Иностранцев продержали более часа на палубе без тента, на самом солнцепеке. Затем мы должны были предстать перед трибуналом, который заседал в кают-компании.

– Что, собственно, вы желаете делать в России?

– Ознакомиться со страной.

– Но это не повод для путешествия!

– У меня, однако, нет другого.

– С кем думаете вы увидеться в Петербурге?

– Со всеми, кто разрешит мне с ними познакомиться.

– Сколько времени вы рассчитываете пробыть в России?

– Не знаю.

– Но приблизительно?

– Несколько месяцев.

– Быть может, у вас какое-нибудь дипломатическое поручение?

– Нет.

– Может быть, секретное?

– Нет.

– Какая-нибудь научная цель?

– Нет.

– Не посланы ли вы вашим правительством изучать наш социальный и политический строй?

– Нет.

– Нет ли у вас какого-нибудь торгового поручения?

– Нет.

– Значит, вы путешествуете исключительно из любознательности?

– Да.

– Но почему вы направились для этого именно в Россию?

– Не знаю…

– Имеете ли вы рекомендательные письма к кому-нибудь?
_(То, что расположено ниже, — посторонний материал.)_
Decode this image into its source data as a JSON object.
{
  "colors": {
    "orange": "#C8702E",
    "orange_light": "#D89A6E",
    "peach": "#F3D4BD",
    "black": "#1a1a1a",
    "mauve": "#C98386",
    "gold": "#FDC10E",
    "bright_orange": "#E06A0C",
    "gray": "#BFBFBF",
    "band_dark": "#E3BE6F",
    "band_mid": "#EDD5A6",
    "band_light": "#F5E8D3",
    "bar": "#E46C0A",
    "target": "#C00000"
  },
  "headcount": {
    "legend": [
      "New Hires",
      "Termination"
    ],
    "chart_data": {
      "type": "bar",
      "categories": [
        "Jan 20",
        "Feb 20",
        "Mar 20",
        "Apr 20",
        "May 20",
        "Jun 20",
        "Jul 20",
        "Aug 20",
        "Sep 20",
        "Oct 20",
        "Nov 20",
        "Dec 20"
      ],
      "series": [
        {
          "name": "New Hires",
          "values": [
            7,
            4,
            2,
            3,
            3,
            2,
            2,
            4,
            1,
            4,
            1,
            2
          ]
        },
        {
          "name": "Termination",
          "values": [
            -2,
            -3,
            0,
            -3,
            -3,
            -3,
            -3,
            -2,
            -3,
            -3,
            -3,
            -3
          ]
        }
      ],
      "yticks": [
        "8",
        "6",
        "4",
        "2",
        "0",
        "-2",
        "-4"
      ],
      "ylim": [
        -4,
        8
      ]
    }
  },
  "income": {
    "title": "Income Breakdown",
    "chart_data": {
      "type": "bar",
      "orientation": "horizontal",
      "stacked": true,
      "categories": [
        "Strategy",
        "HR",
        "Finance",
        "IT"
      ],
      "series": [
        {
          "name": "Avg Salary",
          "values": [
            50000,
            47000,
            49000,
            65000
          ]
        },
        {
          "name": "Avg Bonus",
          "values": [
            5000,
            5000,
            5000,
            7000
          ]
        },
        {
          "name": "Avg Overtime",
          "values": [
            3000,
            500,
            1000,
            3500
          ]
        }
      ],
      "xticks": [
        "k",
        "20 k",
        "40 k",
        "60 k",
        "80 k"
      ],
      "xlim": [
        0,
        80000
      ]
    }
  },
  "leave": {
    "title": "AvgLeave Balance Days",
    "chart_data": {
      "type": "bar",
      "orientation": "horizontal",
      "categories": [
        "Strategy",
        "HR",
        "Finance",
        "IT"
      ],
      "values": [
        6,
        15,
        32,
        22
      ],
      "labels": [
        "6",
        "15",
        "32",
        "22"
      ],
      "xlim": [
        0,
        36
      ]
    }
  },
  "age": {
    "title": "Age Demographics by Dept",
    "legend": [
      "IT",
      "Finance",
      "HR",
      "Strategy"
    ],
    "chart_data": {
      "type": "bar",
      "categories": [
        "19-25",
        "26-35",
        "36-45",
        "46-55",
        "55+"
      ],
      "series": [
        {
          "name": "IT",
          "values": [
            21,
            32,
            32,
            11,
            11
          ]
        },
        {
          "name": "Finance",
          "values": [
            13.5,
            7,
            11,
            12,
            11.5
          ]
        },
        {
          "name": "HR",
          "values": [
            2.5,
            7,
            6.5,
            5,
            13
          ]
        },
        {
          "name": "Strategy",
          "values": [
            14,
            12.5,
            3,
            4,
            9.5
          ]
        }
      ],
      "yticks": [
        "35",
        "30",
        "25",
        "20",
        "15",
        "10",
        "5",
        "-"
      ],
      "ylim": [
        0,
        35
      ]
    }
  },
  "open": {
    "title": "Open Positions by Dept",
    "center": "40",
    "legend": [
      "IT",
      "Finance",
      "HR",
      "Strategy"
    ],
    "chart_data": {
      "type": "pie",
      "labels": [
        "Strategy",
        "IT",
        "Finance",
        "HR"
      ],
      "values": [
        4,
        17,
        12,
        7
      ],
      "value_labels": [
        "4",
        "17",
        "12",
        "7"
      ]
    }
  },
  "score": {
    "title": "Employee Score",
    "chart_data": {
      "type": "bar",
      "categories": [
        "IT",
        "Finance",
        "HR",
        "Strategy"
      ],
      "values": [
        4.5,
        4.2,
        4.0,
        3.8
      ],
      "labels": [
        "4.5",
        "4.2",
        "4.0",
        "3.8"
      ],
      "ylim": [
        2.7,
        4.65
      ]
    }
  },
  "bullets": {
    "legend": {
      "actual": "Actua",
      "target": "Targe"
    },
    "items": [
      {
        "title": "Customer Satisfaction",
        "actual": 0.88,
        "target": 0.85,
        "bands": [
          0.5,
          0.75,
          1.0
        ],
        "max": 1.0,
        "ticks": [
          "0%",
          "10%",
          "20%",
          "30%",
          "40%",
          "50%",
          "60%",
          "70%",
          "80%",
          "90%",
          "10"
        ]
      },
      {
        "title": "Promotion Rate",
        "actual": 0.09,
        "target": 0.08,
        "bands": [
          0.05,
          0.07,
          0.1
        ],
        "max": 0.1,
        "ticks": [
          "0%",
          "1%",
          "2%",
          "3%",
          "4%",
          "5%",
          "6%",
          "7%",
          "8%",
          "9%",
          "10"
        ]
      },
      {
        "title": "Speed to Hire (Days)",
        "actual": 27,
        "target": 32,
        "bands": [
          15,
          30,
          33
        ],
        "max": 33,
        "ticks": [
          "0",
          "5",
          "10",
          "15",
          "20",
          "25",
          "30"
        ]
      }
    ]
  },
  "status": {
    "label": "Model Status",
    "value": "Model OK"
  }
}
Меня заранее предупредили о нежелательности слишком откровенного ответа на этот вопрос. Ищейки русской полиции обладают исключительным нюхом, и, в соответствии с личностью каждого пассажира, они исследуют их паспорта с той или иной строгостью. Какой-то итальянский коммерсант, шедший передо мною, был безжалостно обыскан. Он должен был открыть свой бумажник, обшарили все его платье и снаружи, и внутри, не оставили без внимания даже белья. Стали рыться в моих вещах и особенно в книгах. Последние были отняты у меня почти все.

Россия – страна совершенно бесполезных формальностей.

Тут Макарцев оторвал глаза от рукописи и вздохнул.

– Ну, как? – спросил его тотчас маркиз де Кюстин.